INDIANAPOLIS, Ind. – At the midway point in 2017, when Indianapolis was on its way to a new record for murder, there were 59 criminal homicides in the city.
This past weekend, at 12:01 a.m. on July 1, as Indianapolis stood at the halfway point to the next New Year’s Eve, the city’s murder total was 73.
There have been 222 non-fatal shootings so far this year, an increase of more than 10 percent over a year ago.
On January 1, as Mayor Joe Hogsett celebrated his first two years in office with another two to go, he expressed optimism that, “at the end of the day I hope that 2018 will be better than 2016 and 2017.”
The first half numbers of 2018 will certainly try the mayor’s optimism.
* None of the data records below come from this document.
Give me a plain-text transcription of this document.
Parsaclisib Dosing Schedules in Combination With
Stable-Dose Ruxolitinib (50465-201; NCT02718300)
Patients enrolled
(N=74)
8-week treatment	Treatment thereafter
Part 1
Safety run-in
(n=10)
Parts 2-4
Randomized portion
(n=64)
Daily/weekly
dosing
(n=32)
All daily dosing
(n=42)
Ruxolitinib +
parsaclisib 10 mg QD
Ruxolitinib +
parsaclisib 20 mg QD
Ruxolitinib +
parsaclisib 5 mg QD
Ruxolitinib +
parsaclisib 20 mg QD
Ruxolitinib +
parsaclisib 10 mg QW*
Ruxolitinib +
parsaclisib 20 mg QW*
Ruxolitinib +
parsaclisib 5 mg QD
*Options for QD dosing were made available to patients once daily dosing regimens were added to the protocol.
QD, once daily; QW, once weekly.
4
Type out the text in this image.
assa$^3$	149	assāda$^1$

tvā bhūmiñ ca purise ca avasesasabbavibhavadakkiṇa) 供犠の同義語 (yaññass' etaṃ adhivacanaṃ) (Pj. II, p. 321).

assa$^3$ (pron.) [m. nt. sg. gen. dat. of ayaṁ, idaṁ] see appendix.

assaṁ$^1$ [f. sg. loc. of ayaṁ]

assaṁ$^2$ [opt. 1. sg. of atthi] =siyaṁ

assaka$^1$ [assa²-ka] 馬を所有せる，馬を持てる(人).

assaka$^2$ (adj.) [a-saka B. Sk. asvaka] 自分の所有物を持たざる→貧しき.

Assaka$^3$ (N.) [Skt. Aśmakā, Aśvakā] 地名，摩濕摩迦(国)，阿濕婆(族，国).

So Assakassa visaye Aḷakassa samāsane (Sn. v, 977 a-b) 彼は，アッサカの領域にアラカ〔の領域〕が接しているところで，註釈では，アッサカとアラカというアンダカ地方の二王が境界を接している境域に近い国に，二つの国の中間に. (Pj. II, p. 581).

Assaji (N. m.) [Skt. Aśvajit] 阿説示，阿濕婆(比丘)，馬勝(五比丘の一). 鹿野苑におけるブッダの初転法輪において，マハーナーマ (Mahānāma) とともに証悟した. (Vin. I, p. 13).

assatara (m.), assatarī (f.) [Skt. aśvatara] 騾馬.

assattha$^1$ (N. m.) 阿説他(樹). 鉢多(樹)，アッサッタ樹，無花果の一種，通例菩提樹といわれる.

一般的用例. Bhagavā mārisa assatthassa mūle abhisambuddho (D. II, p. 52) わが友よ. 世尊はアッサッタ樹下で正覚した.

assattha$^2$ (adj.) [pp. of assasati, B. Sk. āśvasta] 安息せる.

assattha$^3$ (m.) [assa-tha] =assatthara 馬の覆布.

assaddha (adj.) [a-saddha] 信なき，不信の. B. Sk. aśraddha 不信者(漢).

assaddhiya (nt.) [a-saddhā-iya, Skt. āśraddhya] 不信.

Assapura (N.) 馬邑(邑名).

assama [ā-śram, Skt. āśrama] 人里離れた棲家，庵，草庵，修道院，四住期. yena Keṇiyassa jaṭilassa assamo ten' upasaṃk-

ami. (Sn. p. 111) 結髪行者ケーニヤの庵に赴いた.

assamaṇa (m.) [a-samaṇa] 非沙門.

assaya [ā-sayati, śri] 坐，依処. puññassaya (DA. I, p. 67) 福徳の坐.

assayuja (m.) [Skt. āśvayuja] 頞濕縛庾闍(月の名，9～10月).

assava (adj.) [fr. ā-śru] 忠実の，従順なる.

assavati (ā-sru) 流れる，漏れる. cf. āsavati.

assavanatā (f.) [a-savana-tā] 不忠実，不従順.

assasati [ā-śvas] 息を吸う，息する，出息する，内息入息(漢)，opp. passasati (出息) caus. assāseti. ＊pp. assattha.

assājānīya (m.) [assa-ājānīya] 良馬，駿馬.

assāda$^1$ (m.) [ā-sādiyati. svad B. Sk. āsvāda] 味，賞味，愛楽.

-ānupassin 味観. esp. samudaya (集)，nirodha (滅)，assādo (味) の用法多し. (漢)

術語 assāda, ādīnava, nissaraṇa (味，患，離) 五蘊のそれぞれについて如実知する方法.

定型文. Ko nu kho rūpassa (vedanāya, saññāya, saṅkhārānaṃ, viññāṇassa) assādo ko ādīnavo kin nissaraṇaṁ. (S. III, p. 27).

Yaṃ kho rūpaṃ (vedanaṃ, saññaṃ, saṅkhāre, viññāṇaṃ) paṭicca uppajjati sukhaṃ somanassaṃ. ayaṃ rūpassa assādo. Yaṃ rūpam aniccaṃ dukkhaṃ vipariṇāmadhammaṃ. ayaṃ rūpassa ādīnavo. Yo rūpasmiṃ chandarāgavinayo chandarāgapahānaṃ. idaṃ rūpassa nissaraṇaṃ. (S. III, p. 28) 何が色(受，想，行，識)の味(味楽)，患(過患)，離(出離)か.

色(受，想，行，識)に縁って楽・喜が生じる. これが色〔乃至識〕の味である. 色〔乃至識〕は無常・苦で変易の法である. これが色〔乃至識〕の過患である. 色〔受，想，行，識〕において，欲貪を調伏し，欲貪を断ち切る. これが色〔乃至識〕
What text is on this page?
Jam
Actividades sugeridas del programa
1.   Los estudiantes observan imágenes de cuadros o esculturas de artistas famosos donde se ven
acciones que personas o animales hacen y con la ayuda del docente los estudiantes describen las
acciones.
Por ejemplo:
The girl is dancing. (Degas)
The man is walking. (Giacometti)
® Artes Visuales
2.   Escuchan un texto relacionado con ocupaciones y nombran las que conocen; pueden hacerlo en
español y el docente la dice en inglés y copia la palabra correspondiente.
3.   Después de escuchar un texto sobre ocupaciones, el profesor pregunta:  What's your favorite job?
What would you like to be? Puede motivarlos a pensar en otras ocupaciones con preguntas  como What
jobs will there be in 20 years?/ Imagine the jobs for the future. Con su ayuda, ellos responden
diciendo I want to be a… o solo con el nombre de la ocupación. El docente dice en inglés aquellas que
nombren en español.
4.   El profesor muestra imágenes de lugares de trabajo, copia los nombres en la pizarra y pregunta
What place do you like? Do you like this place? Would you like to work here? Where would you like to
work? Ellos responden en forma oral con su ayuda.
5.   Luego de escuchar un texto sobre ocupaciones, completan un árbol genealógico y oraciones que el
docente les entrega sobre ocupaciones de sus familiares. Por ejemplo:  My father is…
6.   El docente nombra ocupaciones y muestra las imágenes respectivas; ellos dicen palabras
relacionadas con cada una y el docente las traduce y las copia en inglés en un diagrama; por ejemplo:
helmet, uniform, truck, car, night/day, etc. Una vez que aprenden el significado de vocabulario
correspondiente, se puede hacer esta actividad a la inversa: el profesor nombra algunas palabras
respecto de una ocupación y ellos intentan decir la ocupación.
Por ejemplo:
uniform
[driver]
“We had a pretty terrible third and fourth quarter the last two years when it comes to violent crime. Specifically homicides,” said IMPD Commander Chris Bailey, “but we’re already looking forward to that by putting plans together, working with our federal partners, for what kind of enforcement things we can do in those months to be very visible, to push those numbers down, because if we can have impact in our third and fourth quarter, I think we can see an overall reduction in our violent crime.”
Bailey said the department’s homicide detectives have been clearing and solving cases at a 75 percent rate due to increased public cooperation and the recent changing nature of murder in the city.
“We haven’t seen the amount of the number of multiple deaths that we have seen in one particular incident like we have seen in previous years,” he said, recalling the spate of drug-related killings that often result in two or more deaths. “These are one-on-one conflict arguments situations, domestic situations, that turn deadly. These are heat of the moment type situations that I think have pushed our numbers higher than they have been in the past. A lot of them are arguments that just turn to gunfire and that’s difficult for the police to do something about.”
In the past when drug gangs feuded and killed their enemies, long term intensive investigations wrapped up several cases at once. Two years ago, pharmacy robberies were all the rage in Indianapolis.
Now, with massive drug gangs sidelined and pharmacy stick-ups on the wane, new violence associated with social media, from virtual disputes that get out of hand to Craig’s List robbery murders, have changed the types of cases IMPD is being asked to solve or preclude.
Bailey said across the board crime is uniformly down in Indianapolis with robberies off by 20 percent this year, a trend that stretches back to 2016.
Mayor Hogsett’s recent appointment of a Community Violence Reduction Coordinator and the announcement this week of more than $2 million in crime prevention grants available to community groups fighting crime at the grassroots level signifies not only recognition but a strategy by the city to partner with residents in battling crime in the neighborhood.
“Oh, I can tell you just around the corner about three murders that we have walked out on because they had to wait for certain things before they could move the bodies,” said Allen Ewing as he stood in the front yard of his home in the 3700 block of Kenwood Avenue, literally around the corner and down the street from a recent murder at a nearby McDonald’s restaurant.
Ewing lives in the middle of one of Indianapolis’ most violent zip codes, 46208, but sees signs of hope all up and down his street.
“A lot more people concerned with the upkeep of their property. New young people are moving into the neighborhood and keeping the grass cut, repairs done, a lot of the houses that were left abandoned are now being resold and fixed up, so that helps,” he said. “Someone will move in and get rid of the hedges and the overflow of grass and stuff and fix it up and want to be a part, people want neighborhoods because that’s what we grew up in, you can’t have a village if you don’t have teepees.”